The SOQ state that kindergartens can have no more than 29 students in any one class. (Just imagine being the teacher of a kindergarten class that large.) Grades one through three are allowed to have as many as 30 students, and in grades four through six the limit is 35.
The state fudges the only other class size requirement in the SOQ, the one stating there can be no more than 24 students per class in high school English. That number is an average determined by taking the total number of students and dividing that by the number of teachers. Thus, one English class might have 15 or so students, while another might have 35 or 36. Either way, the school still would be meeting the SOQ.
For administrative and support personnel. the SOQ hedge the requirements by saying that those positions, for the most part, are contingent upon budgets and/or local school board decisions.
It's very easy to understand why localities have always added substantial funding to the SOQ in order to provide quality education in Virginia. The state has always been rather stingy in the way it funds public education. It probably would be more honest if the state constitution said, "an educational program of basic quality is established and continually maintained, unless a budget crunch necessitates something else."

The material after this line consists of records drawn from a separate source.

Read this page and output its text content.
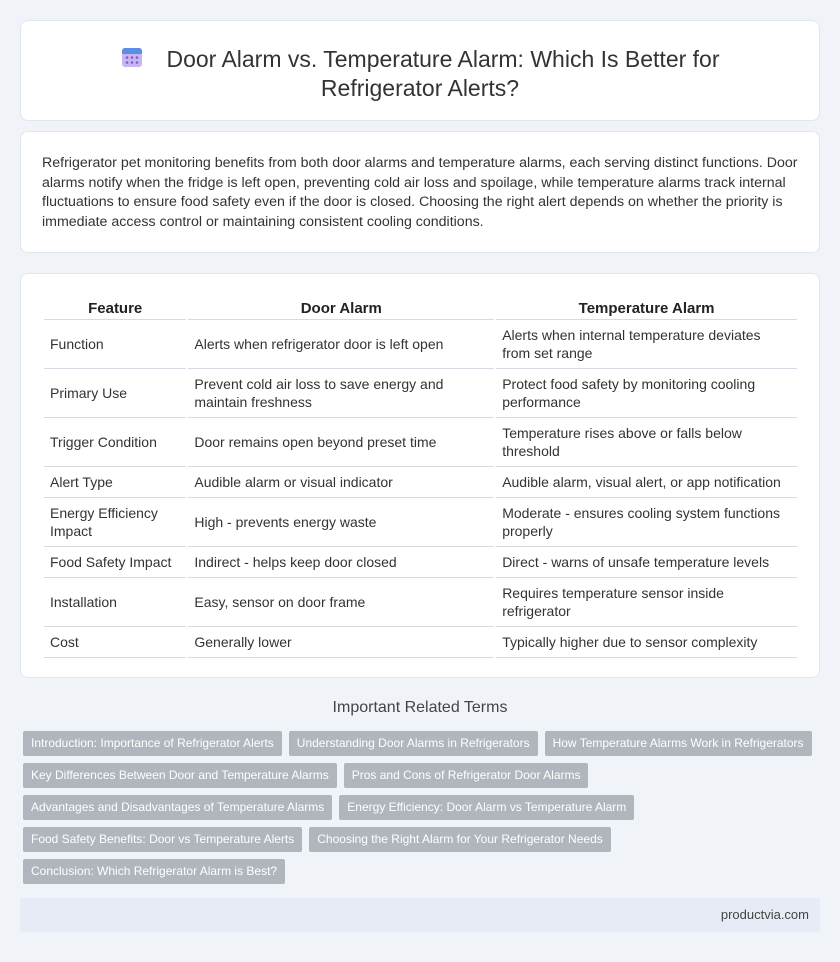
Door Alarm vs. Temperature Alarm: Which Is Better for
Refrigerator Alerts?

Refrigerator pet monitoring benefits from both door alarms and temperature alarms, each serving distinct functions. Door alarms notify when the fridge is left open, preventing cold air loss and spoilage, while temperature alarms track internal fluctuations to ensure food safety even if the door is closed. Choosing the right alert depends on whether the priority is immediate access control or maintaining consistent cooling conditions.

Feature	Door Alarm	Temperature Alarm
Function	Alerts when refrigerator door is left open	Alerts when internal temperature deviates from set range
Primary Use	Prevent cold air loss to save energy and maintain freshness	Protect food safety by monitoring cooling performance
Trigger Condition	Door remains open beyond preset time	Temperature rises above or falls below threshold
Alert Type	Audible alarm or visual indicator	Audible alarm, visual alert, or app notification
Energy Efficiency Impact	High - prevents energy waste	Moderate - ensures cooling system functions properly
Food Safety Impact	Indirect - helps keep door closed	Direct - warns of unsafe temperature levels
Installation	Easy, sensor on door frame	Requires temperature sensor inside refrigerator
Cost	Generally lower	Typically higher due to sensor complexity
Important Related Terms
Introduction: Importance of Refrigerator Alerts	Understanding Door Alarms in Refrigerators	How Temperature Alarms Work in Refrigerators
Key Differences Between Door and Temperature Alarms	Pros and Cons of Refrigerator Door Alarms
Advantages and Disadvantages of Temperature Alarms	Energy Efficiency: Door Alarm vs Temperature Alarm
Food Safety Benefits: Door vs Temperature Alerts	Choosing the Right Alarm for Your Refrigerator Needs
Conclusion: Which Refrigerator Alarm is Best?
productvia.com
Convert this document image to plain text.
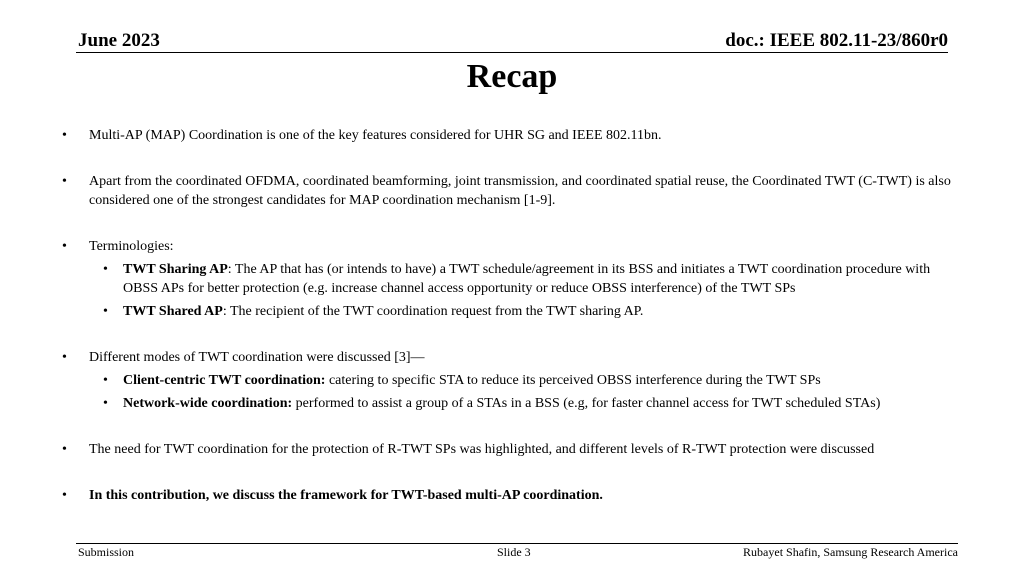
June 2023	doc.: IEEE 802.11-23/860r0
Recap
• Multi-AP (MAP) Coordination is one of the key features considered for UHR SG and IEEE 802.11bn.
• Apart from the coordinated OFDMA, coordinated beamforming, joint transmission, and coordinated spatial reuse, the Coordinated TWT (C-TWT) is also considered one of the strongest candidates for MAP coordination mechanism [1-9].
• Terminologies:
• TWT Sharing AP: The AP that has (or intends to have) a TWT schedule/agreement in its BSS and initiates a TWT coordination procedure with OBSS APs for better protection (e.g. increase channel access opportunity or reduce OBSS interference) of the TWT SPs
• TWT Shared AP: The recipient of the TWT coordination request from the TWT sharing AP.
• Different modes of TWT coordination were discussed [3]—
• Client-centric TWT coordination: catering to specific STA to reduce its perceived OBSS interference during the TWT SPs
• Network-wide coordination: performed to assist a group of a STAs in a BSS (e.g, for faster channel access for TWT scheduled STAs)
• The need for TWT coordination for the protection of R-TWT SPs was highlighted, and different levels of R-TWT protection were discussed
• In this contribution, we discuss the framework for TWT-based multi-AP coordination.
Submission	Slide 3	Rubayet Shafin, Samsung Research America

The last time the Commonwealth faced such severe budget cuts was when Democrat Doug Wilder was governor. Wilder did everything he possibly could to retain sufficient funding for public education, believing that education was the key to future growth when the recession ended.
This time around, unfortunately we have in power in Richmond people who really don't value public education. Instead, they worship low - or nonexistent - taxes and the provision of basic services dependent on an ability to pay. The result is the budget that just passed and funding for state schools that is inadequate.